March 26, 2008

Moral hazard

I think Bitebark will enjoy this column by Robert Reich. He suggests that conservatives claim "moral hazard" to avoid helping individual home owners who made bad decisions (how else will they learn?) yet are more than willing to bail out the large Wall Street firms who clearly knew better.
"It's true that people tend to be less cautious when they know they'll be bailed out. Economists call this 'moral hazard.' But even when they're being reasonably careful, people cannot always assess risks accurately. Many of the mostly poor home buyers who got into trouble did NOT in fact know they couldn't afford the mortgage payments they were signing on to. The banks and mortgage lenders that pulled out all the stops to persuade them to the contrary were in a far better position to know; after all, they had lots of experience at this game. So did the credit-rating agencies that gave these loans solid credit ratings, as did the financiers who bundled them with less-risky loans and sold them to other financial institutions, and the hedge fund managers who quietly tucked them into their portfolios."
Regular people are held to a different standard by conservatives. As Reich points out, Donald Trump can declare bankruptcy casually and protect his own personal fortune. Regular people now have a much harder time declaring bankruptcy. The people who clearly knew they were making bad loans get bailed out, while the sometimes ignorant or unlucky who took the loans are told to learn from their mistakes. I am so tired of conservatives.

4 comments:

Bootleg Blogger said...

Streak- Recently my father in law (75years old) went in to retire a home equity line of credit he had with the bank. He'd banked there for decades but the officer with whom he was dealing was new. My father in law is a very intelligent guy but does have a history of trusting people. The loan officer talked him into renewing the loan which ended up costing him some fees, etc... In the end it wasn't too devastating but it was very irritating to all of us that felt he was taken advantage of. If anyone has applied for a loan lately I'd challenge them to read through the inch thick stack of papers and walk away really feeling like you know every detail of what you just signed. I agree that those of us who sign loan contracts are responsible for what we do. There is a trend now, however, for those within a system, e.g. banking, tax law, even a cell phone contract, to develop terminology and sheer length of agreements to the point that no one outside their system can really understand it. I recently saw a piece on credit card contracts. The credit and legal experts to whom they showed the contracts were hard pressed to make heads or tails of the details.

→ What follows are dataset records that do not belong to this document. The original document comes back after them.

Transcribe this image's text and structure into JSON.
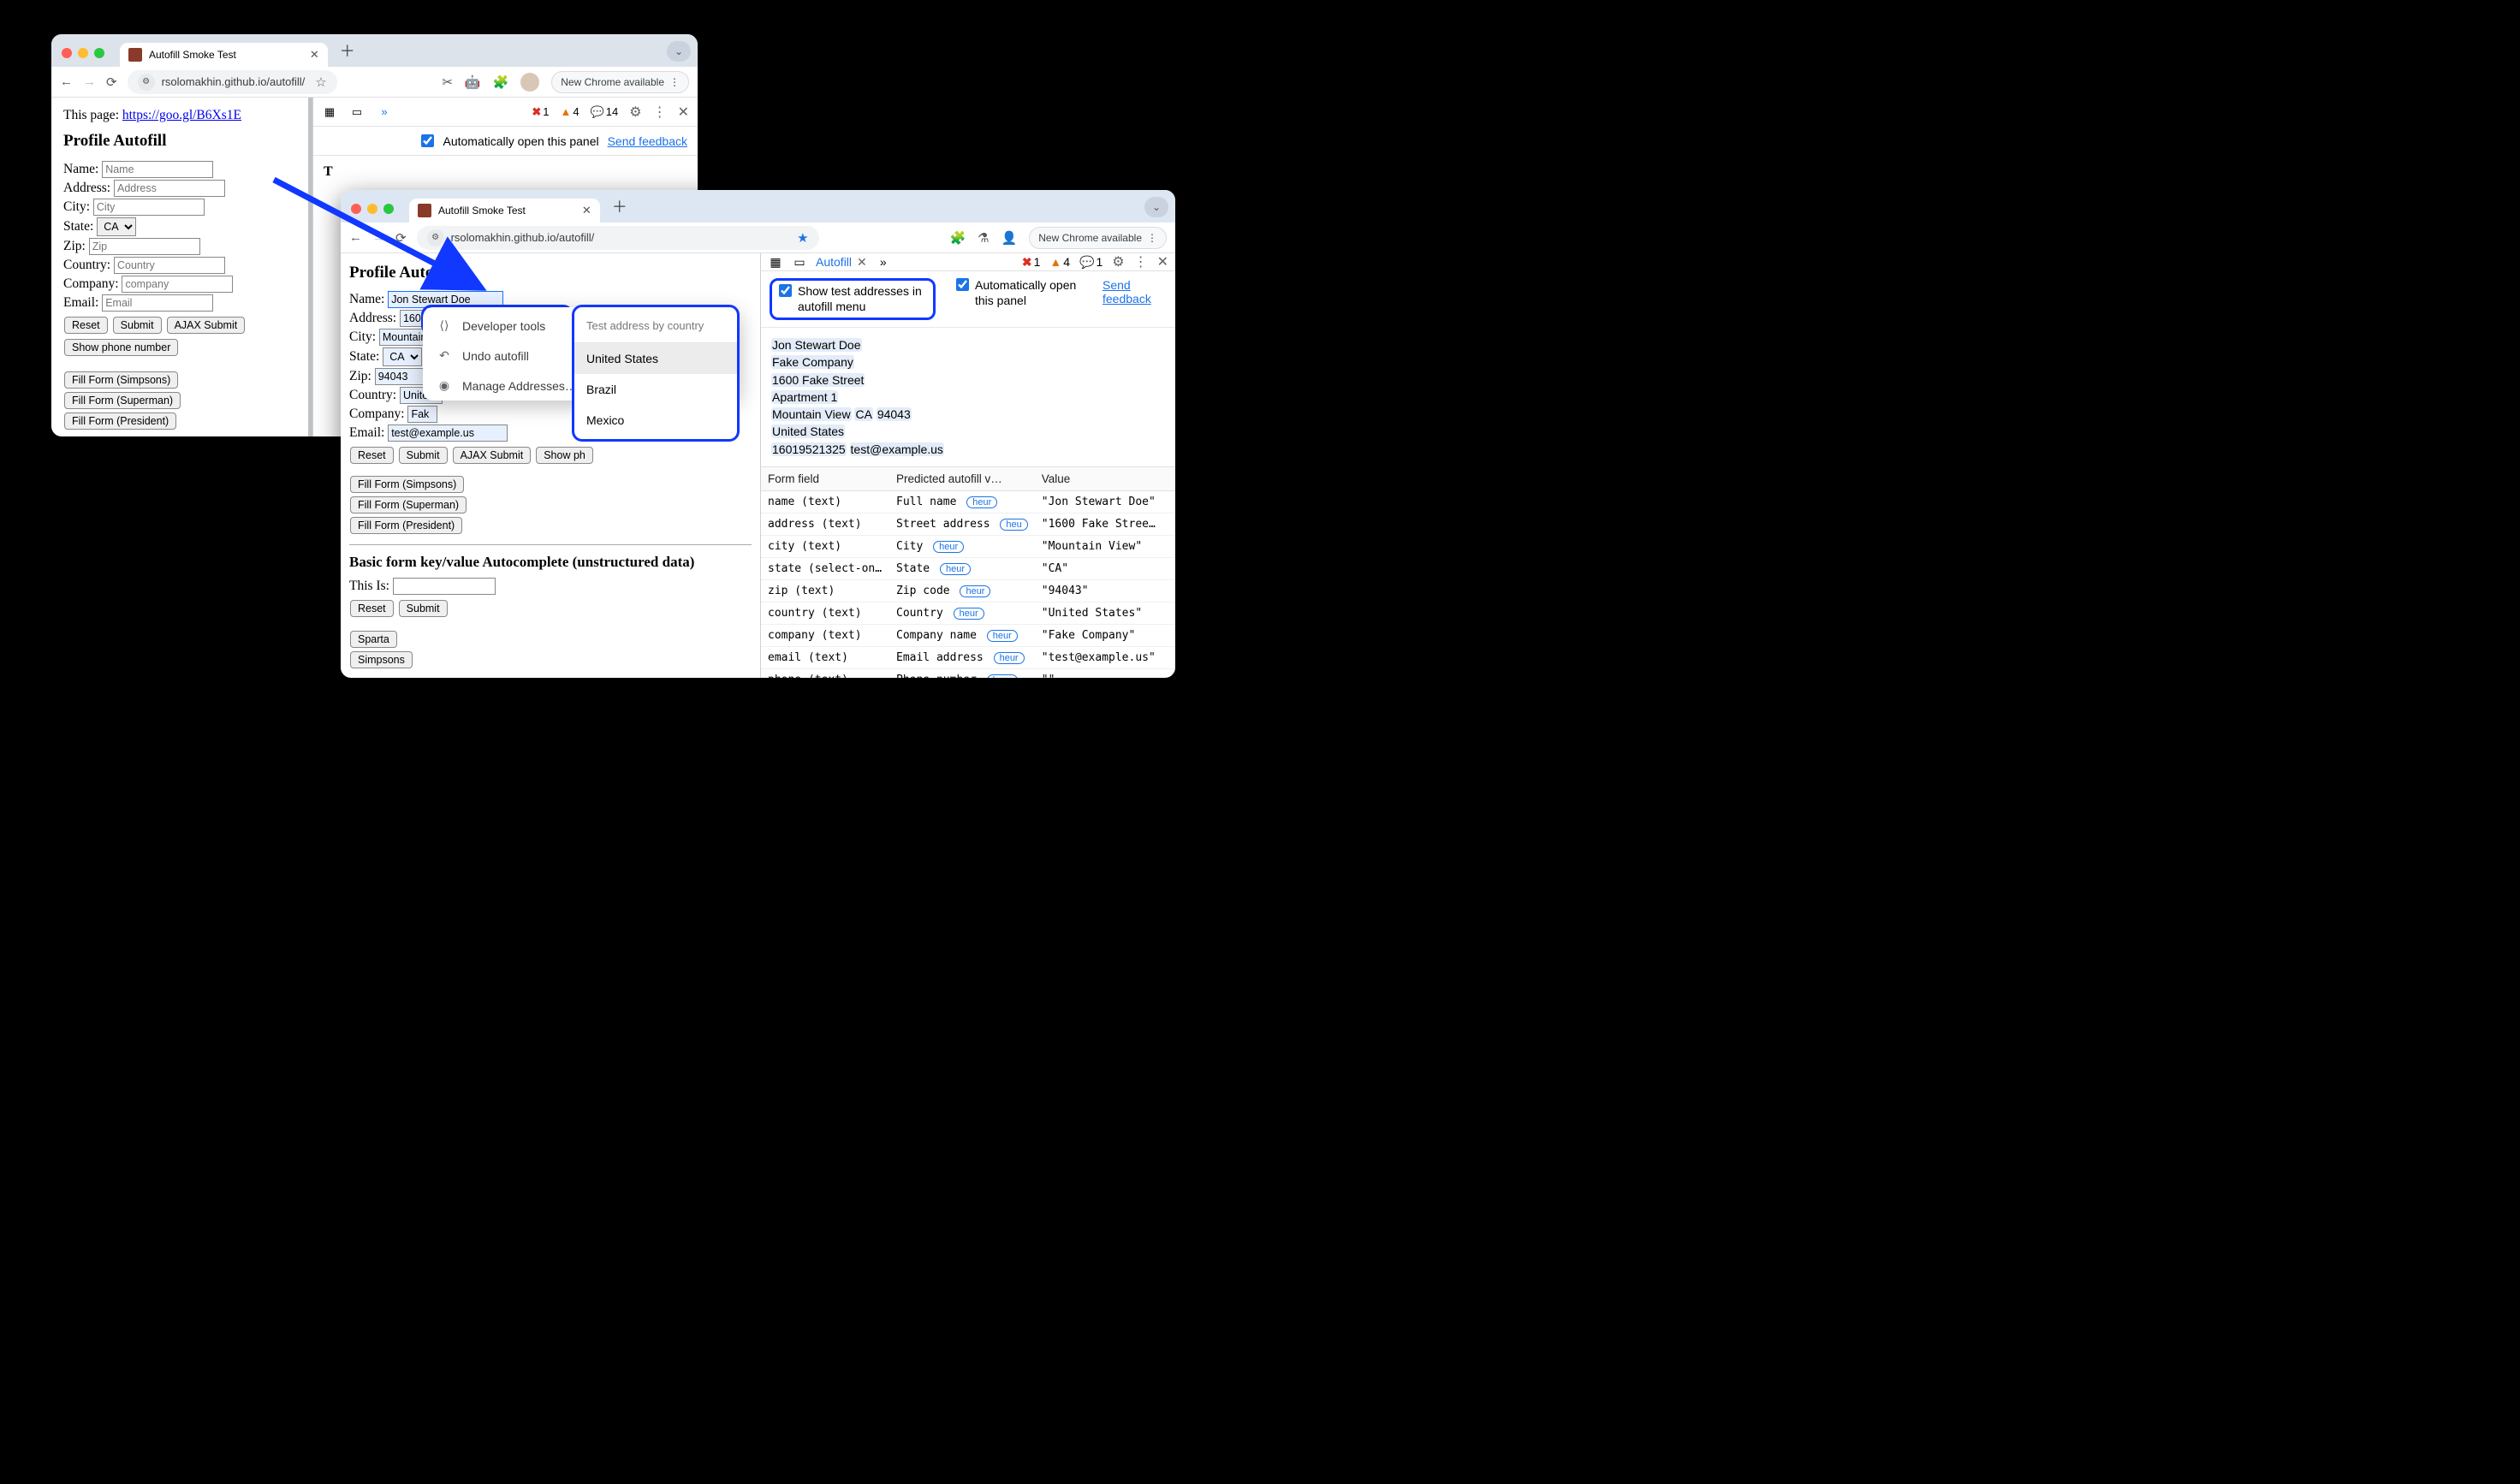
{
  "win1": {
    "tab_title": "Autofill Smoke Test",
    "url": "rsolomakhin.github.io/autofill/",
    "update_button": "New Chrome available",
    "devtools": {
      "errors": "1",
      "warnings": "4",
      "messages": "14",
      "auto_open_label": "Automatically open this panel",
      "feedback_link": "Send feedback",
      "partial_label": "T"
    },
    "page": {
      "thispage_label": "This page:",
      "thispage_link": "https://goo.gl/B6Xs1E",
      "heading": "Profile Autofill",
      "labels": {
        "name": "Name:",
        "address": "Address:",
        "city": "City:",
        "state": "State:",
        "zip": "Zip:",
        "country": "Country:",
        "company": "Company:",
        "email": "Email:"
      },
      "placeholders": {
        "name": "Name",
        "address": "Address",
        "city": "City",
        "zip": "Zip",
        "country": "Country",
        "company": "company",
        "email": "Email"
      },
      "state_value": "CA",
      "buttons": [
        "Reset",
        "Submit",
        "AJAX Submit"
      ],
      "show_phone": "Show phone number",
      "fillers": [
        "Fill Form (Simpsons)",
        "Fill Form (Superman)",
        "Fill Form (President)"
      ]
    }
  },
  "win2": {
    "tab_title": "Autofill Smoke Test",
    "url": "rsolomakhin.github.io/autofill/",
    "update_button": "New Chrome available",
    "page": {
      "heading": "Profile Autofill",
      "labels": {
        "name": "Name:",
        "address": "Address:",
        "city": "City:",
        "state": "State:",
        "zip": "Zip:",
        "country": "Country:",
        "company": "Company:",
        "email": "Email:",
        "thisis": "This Is:"
      },
      "values": {
        "name": "Jon Stewart Doe",
        "address": "1600 F",
        "city": "Mountain",
        "state": "CA",
        "zip": "94043",
        "country": "United",
        "company": "Fak",
        "email": "test@example.us"
      },
      "buttons": [
        "Reset",
        "Submit",
        "AJAX Submit",
        "Show ph"
      ],
      "fillers": [
        "Fill Form (Simpsons)",
        "Fill Form (Superman)",
        "Fill Form (President)"
      ],
      "basic_heading": "Basic form key/value Autocomplete (unstructured data)",
      "basic_buttons": [
        "Reset",
        "Submit"
      ],
      "basic_fillers": [
        "Sparta",
        "Simpsons"
      ]
    },
    "popup": {
      "dev_tools": "Developer tools",
      "undo": "Undo autofill",
      "manage": "Manage Addresses…",
      "country_header": "Test address by country",
      "countries": [
        "United States",
        "Brazil",
        "Mexico"
      ]
    },
    "dev": {
      "tab": "Autofill",
      "errors": "1",
      "warnings": "4",
      "messages": "1",
      "opt1": "Show test addresses in autofill menu",
      "opt2": "Automatically open this panel",
      "feedback": "Send feedback",
      "address_lines": [
        "Jon Stewart Doe",
        "Fake Company",
        "1600 Fake Street",
        "Apartment 1",
        "Mountain View CA 94043",
        "United States",
        "16019521325 test@example.us"
      ],
      "cols": [
        "Form field",
        "Predicted autofill v…",
        "Value"
      ],
      "rows": [
        {
          "f": "name (text)",
          "p": "Full name",
          "h": "heur",
          "v": "\"Jon Stewart Doe\""
        },
        {
          "f": "address (text)",
          "p": "Street address",
          "h": "heu",
          "v": "\"1600 Fake Stree…"
        },
        {
          "f": "city (text)",
          "p": "City",
          "h": "heur",
          "v": "\"Mountain View\""
        },
        {
          "f": "state (select-on…",
          "p": "State",
          "h": "heur",
          "v": "\"CA\""
        },
        {
          "f": "zip (text)",
          "p": "Zip code",
          "h": "heur",
          "v": "\"94043\""
        },
        {
          "f": "country (text)",
          "p": "Country",
          "h": "heur",
          "v": "\"United States\""
        },
        {
          "f": "company (text)",
          "p": "Company name",
          "h": "heur",
          "v": "\"Fake Company\""
        },
        {
          "f": "email (text)",
          "p": "Email address",
          "h": "heur",
          "v": "\"test@example.us\""
        },
        {
          "f": "phone (text)",
          "p": "Phone number",
          "h": "heur",
          "v": "\"\""
        }
      ]
    }
  }
}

There needs to be a term for lenders who really take advantage of people. Predatory doesn't really capture the full idea- Morally Bankrupt might fit. Needless to say, that goes for the ones that are willing to bail out the big boys while leaving the little people for their "life lessons".
Later- BB

steves said...

How about vampires?

I have mixed feelings about the whole bailout. On one hand, people should be helped out if they were victims of some of the more unsavory practices, but there needs to be a way of distinguishing those from people (rich and poor) that borrow more than they should with knowledge of what they are getting into.

The terminology used in contracts is out of hand. I have trouble understanding some of it and I have read thousands of pages of contracts. I have no doubt that most of it is for obfuscation and does not need to be so complex.

Bootleg Blogger said...

Steve- I agree- It would be iffy as to who to help out i.e. who was a victim. I can't say I have much sympathy for the third and fourth home buyers who were taking out interest only lones in order to speculate purely on the home value increasing. Hey, when a stock value crashes we aren't looking for bailouts, either. However, in our area few of the foreclosures would be from that demographic. Most are working poor or middle class.
Later- BB

Tony said...

I think this all fits the textbook definition of double standard, no? Big businesses are essentially told that economic risk-taking is the key to the success of their businesses but when they take those risks and fail, there is the cushion of the potential bail-out. So in actuality, no risk has been taken at all.

But if Regular Joe takes out a loan and is unable to pay--he should just learn from his mistakes. And this has happened to millions of people, yet under the variable interest rates for mortgages, correct?

So little guys get tough love, big businesses get forgiveness and a slap on the wrist.

I remember reading a few days ago that one of Obama's campaign managers resigned because he was involved somehow with Countrywide Home Loans. This also would seem to apply to John and Cindy McCain's quarter of a million dollar credit card debt--which is at 0% interest. The ridiculously rich aren't held to the same repayment standards as the ridiculously average.